The court was disturbed by Aetna’s insistence on “objective medical evidence” in the absence of a policy requirement mandating such evidence. Moreover, the court found that the nature of Charles’ impairment made it impossible for him to produce the type of evidence that Aetna demanded. The court was also dubious about the validity of Aetna’s vocational assessment and also questioned its medical consultants’ findings.
In sum, the court found:
Overall, Aetna’s determination appears to have given great weight to their own experts while giving little, if any, consideration to the plaintiff’s own treating physicians. Without further explanation, this is an abuse of discretion. See Ricca v. Prudential Ins. Co. of Am., 747 F.Supp.2d 438, 445-46 (E.D. Pa. 2010)(“Given the conflicting evidence in the record, Prudential’s decision to accept the opinions and conclusions of its experts without explanation is itself arbitrary and capricious. The evidence of plaintiff’s subjective complaints of pain and physical limitations must be considered along with evidence that her complaints are groundless.”)

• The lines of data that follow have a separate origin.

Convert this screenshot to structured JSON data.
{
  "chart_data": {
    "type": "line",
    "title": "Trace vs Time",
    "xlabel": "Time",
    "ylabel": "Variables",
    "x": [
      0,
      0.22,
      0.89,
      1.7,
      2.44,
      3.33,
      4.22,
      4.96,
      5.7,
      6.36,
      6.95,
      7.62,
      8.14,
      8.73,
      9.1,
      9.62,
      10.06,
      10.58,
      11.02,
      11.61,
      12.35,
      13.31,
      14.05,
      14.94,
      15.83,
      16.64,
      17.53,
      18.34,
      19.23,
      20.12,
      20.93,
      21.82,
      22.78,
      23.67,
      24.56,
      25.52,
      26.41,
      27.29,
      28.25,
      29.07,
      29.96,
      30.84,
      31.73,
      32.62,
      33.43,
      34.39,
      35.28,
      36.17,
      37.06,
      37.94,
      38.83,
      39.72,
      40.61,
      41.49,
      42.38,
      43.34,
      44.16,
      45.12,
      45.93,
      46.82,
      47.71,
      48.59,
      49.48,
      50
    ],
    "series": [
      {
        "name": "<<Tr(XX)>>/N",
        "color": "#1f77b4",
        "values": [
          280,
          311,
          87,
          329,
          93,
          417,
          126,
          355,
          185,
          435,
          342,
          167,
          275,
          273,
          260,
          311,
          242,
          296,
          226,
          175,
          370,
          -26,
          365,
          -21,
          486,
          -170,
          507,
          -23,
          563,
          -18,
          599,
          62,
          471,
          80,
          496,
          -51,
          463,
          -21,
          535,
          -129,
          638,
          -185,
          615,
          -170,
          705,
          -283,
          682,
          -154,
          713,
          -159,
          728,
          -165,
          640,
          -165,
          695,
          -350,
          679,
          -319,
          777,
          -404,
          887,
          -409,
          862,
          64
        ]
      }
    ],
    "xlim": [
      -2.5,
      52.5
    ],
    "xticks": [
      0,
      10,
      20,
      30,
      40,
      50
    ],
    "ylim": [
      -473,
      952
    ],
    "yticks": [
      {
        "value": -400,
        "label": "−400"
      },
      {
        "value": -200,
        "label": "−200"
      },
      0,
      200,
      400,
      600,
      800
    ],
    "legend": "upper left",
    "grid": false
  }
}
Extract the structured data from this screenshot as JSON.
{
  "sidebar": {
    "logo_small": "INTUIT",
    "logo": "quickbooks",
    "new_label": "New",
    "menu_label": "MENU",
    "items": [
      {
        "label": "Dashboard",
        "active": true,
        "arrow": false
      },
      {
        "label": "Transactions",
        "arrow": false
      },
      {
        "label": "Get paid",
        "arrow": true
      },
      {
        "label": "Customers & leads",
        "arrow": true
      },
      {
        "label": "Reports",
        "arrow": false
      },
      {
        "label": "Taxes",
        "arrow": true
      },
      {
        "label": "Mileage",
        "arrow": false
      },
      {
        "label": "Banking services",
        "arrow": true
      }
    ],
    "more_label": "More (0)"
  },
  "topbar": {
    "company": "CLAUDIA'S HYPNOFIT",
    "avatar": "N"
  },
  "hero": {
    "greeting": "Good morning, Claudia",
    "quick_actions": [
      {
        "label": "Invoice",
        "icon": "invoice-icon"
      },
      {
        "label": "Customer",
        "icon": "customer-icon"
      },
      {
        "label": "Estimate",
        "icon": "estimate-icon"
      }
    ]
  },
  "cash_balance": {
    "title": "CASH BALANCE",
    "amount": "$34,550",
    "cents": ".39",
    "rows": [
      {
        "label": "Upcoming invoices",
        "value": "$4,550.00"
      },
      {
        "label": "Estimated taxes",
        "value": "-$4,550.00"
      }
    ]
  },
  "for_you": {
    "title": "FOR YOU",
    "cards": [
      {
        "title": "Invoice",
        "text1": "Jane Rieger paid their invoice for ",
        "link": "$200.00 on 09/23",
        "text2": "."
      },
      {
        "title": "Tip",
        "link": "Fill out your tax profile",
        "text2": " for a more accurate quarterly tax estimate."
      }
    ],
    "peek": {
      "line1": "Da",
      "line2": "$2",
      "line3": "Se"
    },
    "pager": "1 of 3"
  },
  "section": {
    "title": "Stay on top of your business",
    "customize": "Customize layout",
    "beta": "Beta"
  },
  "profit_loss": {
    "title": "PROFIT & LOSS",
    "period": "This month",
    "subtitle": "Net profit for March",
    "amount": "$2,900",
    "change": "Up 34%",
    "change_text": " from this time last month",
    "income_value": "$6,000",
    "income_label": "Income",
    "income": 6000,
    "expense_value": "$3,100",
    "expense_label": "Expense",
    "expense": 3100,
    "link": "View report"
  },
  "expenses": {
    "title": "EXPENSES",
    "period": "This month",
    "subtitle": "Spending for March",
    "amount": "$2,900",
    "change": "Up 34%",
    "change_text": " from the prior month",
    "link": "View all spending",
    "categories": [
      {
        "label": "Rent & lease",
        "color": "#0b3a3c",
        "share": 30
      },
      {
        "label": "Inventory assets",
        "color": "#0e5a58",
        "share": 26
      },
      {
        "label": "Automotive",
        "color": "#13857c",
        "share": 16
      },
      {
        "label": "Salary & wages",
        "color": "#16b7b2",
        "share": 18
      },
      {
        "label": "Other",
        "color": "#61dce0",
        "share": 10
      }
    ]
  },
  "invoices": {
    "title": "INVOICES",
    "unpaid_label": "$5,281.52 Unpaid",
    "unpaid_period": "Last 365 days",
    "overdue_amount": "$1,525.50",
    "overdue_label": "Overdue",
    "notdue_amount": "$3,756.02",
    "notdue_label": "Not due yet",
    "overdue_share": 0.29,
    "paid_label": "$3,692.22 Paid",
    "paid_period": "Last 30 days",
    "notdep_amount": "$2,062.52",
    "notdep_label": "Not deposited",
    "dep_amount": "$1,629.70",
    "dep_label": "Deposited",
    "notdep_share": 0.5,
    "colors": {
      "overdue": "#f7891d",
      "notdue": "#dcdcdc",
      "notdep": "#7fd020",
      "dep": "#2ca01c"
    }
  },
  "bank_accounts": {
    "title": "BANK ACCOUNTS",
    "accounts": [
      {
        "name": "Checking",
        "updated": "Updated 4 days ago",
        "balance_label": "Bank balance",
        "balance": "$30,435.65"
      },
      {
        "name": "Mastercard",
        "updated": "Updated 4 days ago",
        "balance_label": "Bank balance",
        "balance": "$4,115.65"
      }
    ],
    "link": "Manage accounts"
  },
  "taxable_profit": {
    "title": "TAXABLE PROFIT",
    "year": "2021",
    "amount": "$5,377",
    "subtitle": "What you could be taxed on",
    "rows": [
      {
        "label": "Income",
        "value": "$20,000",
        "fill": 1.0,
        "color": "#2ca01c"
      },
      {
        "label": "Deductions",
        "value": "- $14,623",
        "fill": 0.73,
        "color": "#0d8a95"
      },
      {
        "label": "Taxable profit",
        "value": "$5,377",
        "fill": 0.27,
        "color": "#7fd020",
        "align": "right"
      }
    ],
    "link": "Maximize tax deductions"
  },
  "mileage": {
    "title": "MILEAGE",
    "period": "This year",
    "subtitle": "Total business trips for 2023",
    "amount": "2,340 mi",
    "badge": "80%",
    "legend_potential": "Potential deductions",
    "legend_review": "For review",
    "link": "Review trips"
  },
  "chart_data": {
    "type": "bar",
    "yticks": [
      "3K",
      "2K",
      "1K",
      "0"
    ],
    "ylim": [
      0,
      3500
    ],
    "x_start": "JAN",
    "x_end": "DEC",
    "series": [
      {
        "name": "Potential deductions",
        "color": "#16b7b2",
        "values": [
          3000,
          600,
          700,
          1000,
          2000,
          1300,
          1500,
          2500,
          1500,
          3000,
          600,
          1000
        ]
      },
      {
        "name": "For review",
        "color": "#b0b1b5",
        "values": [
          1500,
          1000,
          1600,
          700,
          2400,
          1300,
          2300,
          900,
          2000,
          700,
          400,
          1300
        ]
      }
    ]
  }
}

Although the court agreed with Aetna that it was not obligated to defer to the treating doctors, it pointed out that Aetna did not have a license to ignore reliable evidence, yet it appeared to the court that Aetna did just that.
The court covered a lot of ground in rejecting Aetna’s refusal to consider subjective complaints, Aetna’s disregard of medication side effects, Aetna’s selective review of the evidence, and its over-reliance on reviewing doctors. It was thus not at all surprising that the court concluded that Aetna appeared to have been acting under an improper motive that was contrary to its fiduciary obligations imposed by ERISA.